In his paper, Meier argued pointedly that one Gospel story would lose its punch if “cousins”(or”relatives”or” brothers in faith” were meant by the author instead of actual siblings.

The story, in Mark (3:31-35) and Matthew (12:46-50), says that”his mother and his brothers”  for Jesus as they stood outside a group crowded around him. The crowd passed the word that his family was asking for him.”Who are my mother and my brothers?” Jesus asked rhetorically.

Looking at those around him, Jesus continued, “Here are my mother and my brothers!
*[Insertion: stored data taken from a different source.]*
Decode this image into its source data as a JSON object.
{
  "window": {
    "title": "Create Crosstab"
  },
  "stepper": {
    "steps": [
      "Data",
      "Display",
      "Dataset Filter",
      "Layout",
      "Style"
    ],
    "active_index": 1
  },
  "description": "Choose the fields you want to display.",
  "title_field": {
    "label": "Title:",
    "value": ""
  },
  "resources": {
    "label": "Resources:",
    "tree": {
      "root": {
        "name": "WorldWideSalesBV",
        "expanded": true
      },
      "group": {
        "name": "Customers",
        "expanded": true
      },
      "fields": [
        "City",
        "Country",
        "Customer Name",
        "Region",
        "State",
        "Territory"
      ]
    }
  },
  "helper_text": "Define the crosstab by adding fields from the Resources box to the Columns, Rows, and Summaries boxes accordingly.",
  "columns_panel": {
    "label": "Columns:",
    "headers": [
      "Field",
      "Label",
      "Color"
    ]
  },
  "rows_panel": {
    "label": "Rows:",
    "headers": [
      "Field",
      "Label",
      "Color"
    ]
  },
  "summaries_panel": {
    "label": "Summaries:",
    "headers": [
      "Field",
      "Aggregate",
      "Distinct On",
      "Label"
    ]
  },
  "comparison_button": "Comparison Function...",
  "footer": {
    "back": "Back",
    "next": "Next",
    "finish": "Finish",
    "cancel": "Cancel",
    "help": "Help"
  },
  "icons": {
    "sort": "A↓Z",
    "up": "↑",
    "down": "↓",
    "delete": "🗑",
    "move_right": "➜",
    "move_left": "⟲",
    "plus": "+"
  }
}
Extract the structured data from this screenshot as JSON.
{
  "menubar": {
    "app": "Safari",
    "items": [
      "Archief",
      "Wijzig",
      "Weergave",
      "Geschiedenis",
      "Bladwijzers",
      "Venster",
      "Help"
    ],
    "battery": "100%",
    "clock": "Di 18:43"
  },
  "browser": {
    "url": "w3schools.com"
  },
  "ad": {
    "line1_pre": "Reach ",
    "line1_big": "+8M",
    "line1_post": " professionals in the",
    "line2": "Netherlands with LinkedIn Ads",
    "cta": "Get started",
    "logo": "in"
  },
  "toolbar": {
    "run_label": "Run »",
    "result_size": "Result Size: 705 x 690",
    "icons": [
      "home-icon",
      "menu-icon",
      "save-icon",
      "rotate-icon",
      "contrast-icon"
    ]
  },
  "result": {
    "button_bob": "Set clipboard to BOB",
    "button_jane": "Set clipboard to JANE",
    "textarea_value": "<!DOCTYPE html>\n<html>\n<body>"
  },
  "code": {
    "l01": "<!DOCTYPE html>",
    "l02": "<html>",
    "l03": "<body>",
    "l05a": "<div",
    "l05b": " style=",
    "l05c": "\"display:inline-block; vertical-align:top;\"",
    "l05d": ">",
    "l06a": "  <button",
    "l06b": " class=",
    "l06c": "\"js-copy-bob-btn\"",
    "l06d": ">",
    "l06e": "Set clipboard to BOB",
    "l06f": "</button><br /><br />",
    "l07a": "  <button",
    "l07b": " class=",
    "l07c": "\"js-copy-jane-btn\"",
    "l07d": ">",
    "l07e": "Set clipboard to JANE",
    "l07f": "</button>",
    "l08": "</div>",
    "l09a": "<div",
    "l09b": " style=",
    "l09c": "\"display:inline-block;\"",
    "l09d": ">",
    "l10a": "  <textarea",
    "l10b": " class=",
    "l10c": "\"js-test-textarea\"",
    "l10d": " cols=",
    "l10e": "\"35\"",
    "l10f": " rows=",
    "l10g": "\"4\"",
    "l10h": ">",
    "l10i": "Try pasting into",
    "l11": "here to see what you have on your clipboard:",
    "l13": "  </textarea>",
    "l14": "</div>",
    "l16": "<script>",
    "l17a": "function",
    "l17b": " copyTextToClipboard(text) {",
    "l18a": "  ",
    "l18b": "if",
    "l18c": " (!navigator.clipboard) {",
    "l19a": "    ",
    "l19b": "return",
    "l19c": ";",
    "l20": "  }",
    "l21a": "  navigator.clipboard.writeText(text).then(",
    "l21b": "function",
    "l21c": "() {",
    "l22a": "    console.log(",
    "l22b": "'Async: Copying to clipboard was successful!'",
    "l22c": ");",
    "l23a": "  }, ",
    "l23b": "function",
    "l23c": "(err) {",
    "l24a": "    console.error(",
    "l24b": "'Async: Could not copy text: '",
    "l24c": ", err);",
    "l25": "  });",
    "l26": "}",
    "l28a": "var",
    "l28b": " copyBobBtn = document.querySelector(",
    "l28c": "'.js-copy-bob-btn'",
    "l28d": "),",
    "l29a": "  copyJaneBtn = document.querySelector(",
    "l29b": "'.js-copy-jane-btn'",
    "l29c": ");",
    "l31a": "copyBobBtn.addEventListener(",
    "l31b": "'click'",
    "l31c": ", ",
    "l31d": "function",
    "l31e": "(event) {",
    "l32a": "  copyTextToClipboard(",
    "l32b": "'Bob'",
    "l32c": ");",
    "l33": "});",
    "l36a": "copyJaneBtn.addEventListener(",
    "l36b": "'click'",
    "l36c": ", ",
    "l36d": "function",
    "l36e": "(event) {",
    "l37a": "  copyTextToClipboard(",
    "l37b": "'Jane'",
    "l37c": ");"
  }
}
Whoever does the will of God is my brother and sister and mother.” Meier noted that the “punch line”of the story “carries full weight only if the mother, brothers and sisters all have a close, natural relationship to Jesus.

“The final line is weakened if Jesus meant “my male cousin, my female cousin and my mother,” he said.

Put another way, Meier said, “The full force of the aphorism is retained only if the natural relationships mentioned are all equally close and blood-related.”

A theological position most closely associated with the Eastern Orthodox churches is that the brothers of Jesus were sons of Joseph, Jesus’ legal father in the Gospels, by a previous marriage.

Scholars say that stance was probably derived from a non-biblical text of the second century, the Infancy Gospel of James, in which Joseph, a widower, protests against the angelic command to marry Mary: “I already have sons and am old, but she is a girl.”

But Meier characterized the document as “a wildly imaginative folk narrative that is outrageously inaccurate about New Testament events as well as things Jewish.” Notre Dame’s Neyrey recently added that relying on the Infancy Gospel of James is a bad idea.”It’s so full of crazy tales and is hardly a historical or theologically determinative text,” he said.